European Court of Justice rules out visa-free travel for Turks

LUXEMBOURG
European Court of Justice rules out visa-free travel for Turks

“Turkish nationals do not have the right to enter the territory of an EU Member State without a visa in order to obtain services,” the court said. DHA photo

The Court of Justice of the European Union (ECOJ) has refused to grant Turkish citizens the right to visa-free travel in European Union countries.

“Turkish nationals do not have the right to enter the territory of an EU Member State without a visa in order to obtain services,” the court said in a landmark decision today in the case of Turkish citizen Leyla Ecem Demirkan vs. Germany.

The case began in 2007 when the German state denied a visa to 14-year-old Demirkan, who wanted to go to Germany to live with her mother, Eylem Huber, and stepfather, Jörg Huber.

The family took the case to court first in Germany and then to the ECOJ, which had agreed with Turkey’s arguments in six previous visa cases.

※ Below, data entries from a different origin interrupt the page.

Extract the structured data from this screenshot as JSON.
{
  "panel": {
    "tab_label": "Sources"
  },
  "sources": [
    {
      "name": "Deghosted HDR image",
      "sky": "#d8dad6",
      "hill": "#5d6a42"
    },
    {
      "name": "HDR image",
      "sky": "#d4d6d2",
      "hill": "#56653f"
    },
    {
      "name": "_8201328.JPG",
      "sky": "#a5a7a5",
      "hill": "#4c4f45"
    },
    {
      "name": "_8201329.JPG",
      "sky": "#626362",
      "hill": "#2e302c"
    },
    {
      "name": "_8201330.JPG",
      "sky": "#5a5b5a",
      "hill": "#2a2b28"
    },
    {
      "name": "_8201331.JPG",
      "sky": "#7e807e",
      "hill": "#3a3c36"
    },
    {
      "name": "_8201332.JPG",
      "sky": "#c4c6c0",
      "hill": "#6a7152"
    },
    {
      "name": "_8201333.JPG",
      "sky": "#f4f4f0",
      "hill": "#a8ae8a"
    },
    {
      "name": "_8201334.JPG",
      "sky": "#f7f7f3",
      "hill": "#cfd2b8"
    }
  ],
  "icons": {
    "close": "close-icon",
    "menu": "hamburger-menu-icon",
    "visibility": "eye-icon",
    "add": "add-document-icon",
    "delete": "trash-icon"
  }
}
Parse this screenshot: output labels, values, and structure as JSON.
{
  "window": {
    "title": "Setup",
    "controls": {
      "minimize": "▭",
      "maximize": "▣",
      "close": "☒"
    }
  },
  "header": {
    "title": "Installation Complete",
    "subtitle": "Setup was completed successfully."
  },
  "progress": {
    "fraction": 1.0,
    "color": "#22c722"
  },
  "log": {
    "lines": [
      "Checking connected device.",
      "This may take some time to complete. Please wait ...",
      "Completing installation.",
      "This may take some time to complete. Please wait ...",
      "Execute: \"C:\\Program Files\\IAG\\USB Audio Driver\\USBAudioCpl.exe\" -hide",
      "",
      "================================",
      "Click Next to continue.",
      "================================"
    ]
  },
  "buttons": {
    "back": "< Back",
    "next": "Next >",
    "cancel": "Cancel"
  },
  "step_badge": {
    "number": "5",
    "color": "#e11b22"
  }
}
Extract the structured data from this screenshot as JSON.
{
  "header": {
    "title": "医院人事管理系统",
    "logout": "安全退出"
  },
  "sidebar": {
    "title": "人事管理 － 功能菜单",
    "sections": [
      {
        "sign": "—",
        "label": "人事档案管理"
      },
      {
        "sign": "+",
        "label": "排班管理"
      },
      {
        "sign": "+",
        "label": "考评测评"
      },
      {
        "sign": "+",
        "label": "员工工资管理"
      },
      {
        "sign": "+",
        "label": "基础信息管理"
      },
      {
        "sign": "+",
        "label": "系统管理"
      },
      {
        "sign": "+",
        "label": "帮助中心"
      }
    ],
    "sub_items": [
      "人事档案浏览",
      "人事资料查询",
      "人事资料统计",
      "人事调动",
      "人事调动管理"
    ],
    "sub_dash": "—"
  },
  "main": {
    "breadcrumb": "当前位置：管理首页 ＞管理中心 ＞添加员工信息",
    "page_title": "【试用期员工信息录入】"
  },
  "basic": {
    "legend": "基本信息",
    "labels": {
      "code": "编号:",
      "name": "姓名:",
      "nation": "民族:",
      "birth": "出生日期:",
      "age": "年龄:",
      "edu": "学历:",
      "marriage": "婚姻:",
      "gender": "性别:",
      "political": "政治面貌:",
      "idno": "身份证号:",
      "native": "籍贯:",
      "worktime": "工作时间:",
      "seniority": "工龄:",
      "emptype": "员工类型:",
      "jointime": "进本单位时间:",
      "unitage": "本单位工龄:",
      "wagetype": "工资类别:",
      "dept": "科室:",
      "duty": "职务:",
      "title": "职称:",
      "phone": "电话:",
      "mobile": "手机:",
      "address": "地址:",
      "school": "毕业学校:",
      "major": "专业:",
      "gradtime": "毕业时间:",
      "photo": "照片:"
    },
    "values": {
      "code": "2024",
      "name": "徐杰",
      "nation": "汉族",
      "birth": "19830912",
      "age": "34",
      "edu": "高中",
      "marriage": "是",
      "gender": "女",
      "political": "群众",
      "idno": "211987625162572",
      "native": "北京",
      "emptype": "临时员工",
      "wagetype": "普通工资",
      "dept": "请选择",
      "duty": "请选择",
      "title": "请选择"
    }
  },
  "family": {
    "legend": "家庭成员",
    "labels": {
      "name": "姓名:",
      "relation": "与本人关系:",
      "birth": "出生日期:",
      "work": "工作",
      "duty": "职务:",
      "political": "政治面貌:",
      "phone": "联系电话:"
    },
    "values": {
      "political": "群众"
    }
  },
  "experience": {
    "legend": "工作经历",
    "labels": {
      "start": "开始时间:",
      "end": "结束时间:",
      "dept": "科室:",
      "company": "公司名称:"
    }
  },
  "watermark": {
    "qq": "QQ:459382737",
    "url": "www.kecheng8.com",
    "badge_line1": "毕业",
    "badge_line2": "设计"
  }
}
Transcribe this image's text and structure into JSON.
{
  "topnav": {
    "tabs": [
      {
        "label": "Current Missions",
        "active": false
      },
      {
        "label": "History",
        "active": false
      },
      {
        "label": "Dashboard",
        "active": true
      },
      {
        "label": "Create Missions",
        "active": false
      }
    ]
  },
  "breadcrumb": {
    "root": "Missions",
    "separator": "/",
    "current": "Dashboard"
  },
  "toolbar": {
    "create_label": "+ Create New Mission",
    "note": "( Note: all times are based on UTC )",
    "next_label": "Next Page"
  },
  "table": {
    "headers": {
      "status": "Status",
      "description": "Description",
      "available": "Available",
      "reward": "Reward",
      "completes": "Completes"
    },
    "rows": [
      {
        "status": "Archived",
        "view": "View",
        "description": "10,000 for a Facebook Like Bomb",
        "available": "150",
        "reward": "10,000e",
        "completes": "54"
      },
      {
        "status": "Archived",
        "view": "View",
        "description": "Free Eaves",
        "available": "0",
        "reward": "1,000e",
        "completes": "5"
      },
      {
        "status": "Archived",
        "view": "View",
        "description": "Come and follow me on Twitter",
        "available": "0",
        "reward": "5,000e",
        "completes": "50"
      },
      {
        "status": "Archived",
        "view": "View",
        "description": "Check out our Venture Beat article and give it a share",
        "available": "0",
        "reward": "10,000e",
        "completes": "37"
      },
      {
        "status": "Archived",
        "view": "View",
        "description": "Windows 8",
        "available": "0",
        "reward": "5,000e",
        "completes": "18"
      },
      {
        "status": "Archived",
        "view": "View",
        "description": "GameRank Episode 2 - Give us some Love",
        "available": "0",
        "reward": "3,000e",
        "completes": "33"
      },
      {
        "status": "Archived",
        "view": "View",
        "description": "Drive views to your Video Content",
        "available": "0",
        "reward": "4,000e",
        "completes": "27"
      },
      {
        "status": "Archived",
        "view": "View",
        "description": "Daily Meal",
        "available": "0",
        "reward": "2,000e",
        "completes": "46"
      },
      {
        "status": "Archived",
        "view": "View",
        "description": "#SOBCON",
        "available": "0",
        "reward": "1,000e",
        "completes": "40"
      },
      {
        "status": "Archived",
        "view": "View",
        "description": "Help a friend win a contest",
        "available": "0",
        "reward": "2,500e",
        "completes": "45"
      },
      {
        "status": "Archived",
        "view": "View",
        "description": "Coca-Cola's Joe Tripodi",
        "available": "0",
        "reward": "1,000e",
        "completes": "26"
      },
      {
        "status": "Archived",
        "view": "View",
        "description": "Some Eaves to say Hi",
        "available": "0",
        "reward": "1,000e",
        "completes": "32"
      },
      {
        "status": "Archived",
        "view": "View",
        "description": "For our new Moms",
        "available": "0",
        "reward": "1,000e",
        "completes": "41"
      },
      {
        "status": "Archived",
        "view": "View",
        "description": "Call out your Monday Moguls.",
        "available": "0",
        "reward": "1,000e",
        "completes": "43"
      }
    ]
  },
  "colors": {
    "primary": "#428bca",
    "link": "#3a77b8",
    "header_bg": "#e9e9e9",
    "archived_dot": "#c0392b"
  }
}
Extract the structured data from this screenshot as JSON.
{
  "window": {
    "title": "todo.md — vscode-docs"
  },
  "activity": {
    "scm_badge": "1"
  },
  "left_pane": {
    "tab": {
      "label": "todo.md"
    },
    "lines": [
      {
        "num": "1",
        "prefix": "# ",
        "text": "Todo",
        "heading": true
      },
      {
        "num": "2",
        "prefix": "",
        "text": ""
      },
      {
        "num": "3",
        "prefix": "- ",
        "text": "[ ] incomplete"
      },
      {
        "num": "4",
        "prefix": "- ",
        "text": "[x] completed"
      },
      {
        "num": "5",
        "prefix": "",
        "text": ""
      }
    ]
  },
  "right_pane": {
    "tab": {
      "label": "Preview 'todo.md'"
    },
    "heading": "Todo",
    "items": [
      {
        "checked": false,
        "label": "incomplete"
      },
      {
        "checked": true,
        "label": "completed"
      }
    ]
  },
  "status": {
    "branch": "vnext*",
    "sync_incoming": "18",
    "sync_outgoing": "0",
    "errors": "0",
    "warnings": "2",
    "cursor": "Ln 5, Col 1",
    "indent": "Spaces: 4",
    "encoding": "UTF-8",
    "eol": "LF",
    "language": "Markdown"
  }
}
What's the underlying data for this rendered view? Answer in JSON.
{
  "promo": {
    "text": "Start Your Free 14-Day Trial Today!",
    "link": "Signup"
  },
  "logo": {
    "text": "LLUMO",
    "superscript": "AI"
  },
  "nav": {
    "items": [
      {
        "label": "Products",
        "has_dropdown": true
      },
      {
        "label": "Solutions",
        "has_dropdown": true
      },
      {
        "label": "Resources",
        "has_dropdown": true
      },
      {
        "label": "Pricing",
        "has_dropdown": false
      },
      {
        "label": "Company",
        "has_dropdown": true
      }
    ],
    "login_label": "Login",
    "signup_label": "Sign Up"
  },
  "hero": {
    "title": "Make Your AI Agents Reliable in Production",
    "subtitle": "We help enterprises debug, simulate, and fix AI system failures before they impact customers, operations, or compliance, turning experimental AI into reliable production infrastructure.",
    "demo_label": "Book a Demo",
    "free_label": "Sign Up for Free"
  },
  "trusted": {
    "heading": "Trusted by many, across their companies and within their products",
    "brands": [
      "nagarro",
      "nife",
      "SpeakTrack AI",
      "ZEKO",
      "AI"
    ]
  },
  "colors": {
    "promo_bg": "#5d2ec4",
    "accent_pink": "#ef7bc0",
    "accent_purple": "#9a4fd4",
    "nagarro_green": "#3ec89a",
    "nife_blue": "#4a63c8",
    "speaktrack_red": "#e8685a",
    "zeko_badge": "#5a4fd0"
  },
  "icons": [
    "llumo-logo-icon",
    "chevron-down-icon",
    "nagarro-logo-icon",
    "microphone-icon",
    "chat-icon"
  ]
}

 “Unlike the EU Treaties, the EEC-Turkey Association has a purely economic purpose, the Association Agreement and its Additional Protocol being intended essentially to promote the economic development of Turkey. The development of economic freedoms for the purpose of bringing about freedom of movement for persons of a general nature which may be compared to that afforded to EU citizens under the EU Treaties is not the object of the Association Agreement. The court also points out that the Association Council, which, in accordance with the Additional Protocol, is required to determine the timetable and rules for the progressive abolition of restrictions on freedom of establishment, has not, to date, adopted any measure which would suggest that substantive progress has been achieved towards the realization of such freedom. Moreover, there is nothing to indicate that the contracting parties to the Association Agreement and the Additional Protocol envisaged, when signing those documents – that is, 21 and 14 years before the judgment in Luisi and Carbone, respectively – freedom of provision of services as including passive freedom of provision of services,” the court said in its decision.

Turkey is currently conducting negotiations with the EU on easing visa procedures for Turkish citizens, but a readmission agreement which regulates the return of illegal immigrants to Turkey remains problematic.